- 283
Hasse, Johann Adolf.
Description
- Eighteenth-century scribal manuscript of the oratorio Sant'Elena al Calvario
- Musical manuscript
Condition
"In response to your inquiry, we are pleased to provide you with a general report of the condition of the property described above. Since we are not professional conservators or restorers, we urge you to consult with a restorer or conservator of your choice who will be better able to provide a detailed, professional report. Prospective buyers should inspect each lot to satisfy themselves as to condition and must understand that any statement made by Sotheby's is merely a subjective, qualified opinion. Prospective buyers should also refer to any Important Notices regarding this sale, which are printed in the Sale Catalogue.
NOTWITHSTANDING THIS REPORT OR ANY DISCUSSIONS CONCERNING A LOT, ALL LOTS ARE OFFERED AND SOLD AS IS" IN ACCORDANCE WITH THE CONDITIONS OF BUSINESS PRINTED IN THE SALE CATALOGUE."
Catalogue Note
Johann Adolf Hasse (1699-1783) was one of the most important composers of vocal music during the third quarter of the eighteenth century and without doubt the most celebrated throughout Europe. Known as 'il caro Sassone', he was the favoured composer of the great librettist Metastasio, and Charles Burney described him as 'the most natural, elegant, and judicious composer of vocal music, as well as the most voluminous, now alive'. While autograph manuscripts by Hasse are of the utmost rarity at auction (the sale of the Regina Coeli concertata a 4 in these rooms on 6 December 1996, lot 110, provides the only auction record of autograph music by the composer that we have traced since the last war), hardly less scarce in the sale-room are eighteenth-century copies of his scores (the last we have traced being a manuscript of the opera Il re pastore: sale in these rooms, 11 November 1981, lot 44).
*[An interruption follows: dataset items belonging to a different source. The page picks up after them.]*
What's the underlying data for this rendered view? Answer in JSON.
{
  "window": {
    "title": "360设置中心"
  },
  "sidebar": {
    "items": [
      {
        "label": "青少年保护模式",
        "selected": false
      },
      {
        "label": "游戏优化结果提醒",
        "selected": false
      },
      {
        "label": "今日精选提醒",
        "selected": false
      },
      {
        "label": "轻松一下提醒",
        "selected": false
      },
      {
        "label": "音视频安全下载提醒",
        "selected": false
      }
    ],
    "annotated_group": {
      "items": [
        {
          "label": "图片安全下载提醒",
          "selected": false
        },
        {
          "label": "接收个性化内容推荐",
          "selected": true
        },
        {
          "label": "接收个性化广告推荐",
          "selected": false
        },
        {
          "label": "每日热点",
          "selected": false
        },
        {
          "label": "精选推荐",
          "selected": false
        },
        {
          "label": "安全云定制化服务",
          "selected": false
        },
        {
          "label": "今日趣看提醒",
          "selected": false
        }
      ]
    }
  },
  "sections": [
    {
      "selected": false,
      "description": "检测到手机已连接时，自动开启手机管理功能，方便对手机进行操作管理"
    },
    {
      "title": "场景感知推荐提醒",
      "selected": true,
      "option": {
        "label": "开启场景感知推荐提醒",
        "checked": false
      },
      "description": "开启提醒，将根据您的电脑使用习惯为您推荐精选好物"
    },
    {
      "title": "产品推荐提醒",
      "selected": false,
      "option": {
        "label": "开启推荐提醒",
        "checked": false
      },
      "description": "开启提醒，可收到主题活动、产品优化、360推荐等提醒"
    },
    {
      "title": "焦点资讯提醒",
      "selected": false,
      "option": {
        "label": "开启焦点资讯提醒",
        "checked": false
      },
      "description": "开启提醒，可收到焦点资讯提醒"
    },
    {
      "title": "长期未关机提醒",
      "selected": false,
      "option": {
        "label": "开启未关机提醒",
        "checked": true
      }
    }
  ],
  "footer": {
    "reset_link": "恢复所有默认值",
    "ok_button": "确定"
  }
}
Hasse's oratorio Sant'Elena al Calvario (St. Helen at Calvary) was first performed at the Dresden court chapel on 9 April 1746, being later revised for performance there (and in Munich?) in 1753. A third major revision was undertaken in connection with the work's performance by the Vienna Tonkünstler-Societät in 1772 (TNG). Indeed the work seems to have circulated widely in the eighteenth-century, and it is probable that Hasse's use of the chorale melody 'O Lamm Gottes' in the Pilgrims' chorus influenced Mozart in his use of a church melody in the final chorus ('Lodi al gran Dio') of his 1771 oratorio La Betulia liberata, K.118.
The relationship of the present score to any of the above-mentioned stages in the work's performing history remains to be established, although the watermarks of the score (pointing to the papermaker Johann Christian Hertel, owner of a mill at Kirchberg between 1714 and 1748) indicate that the manuscript was probably prepared in Dresden. Manuscript sources for the work, unpublished according to TNG, are recorded in fifteen European libraries, as well as in the Library of Congress, Washington, and the Newberry Library, Chicago.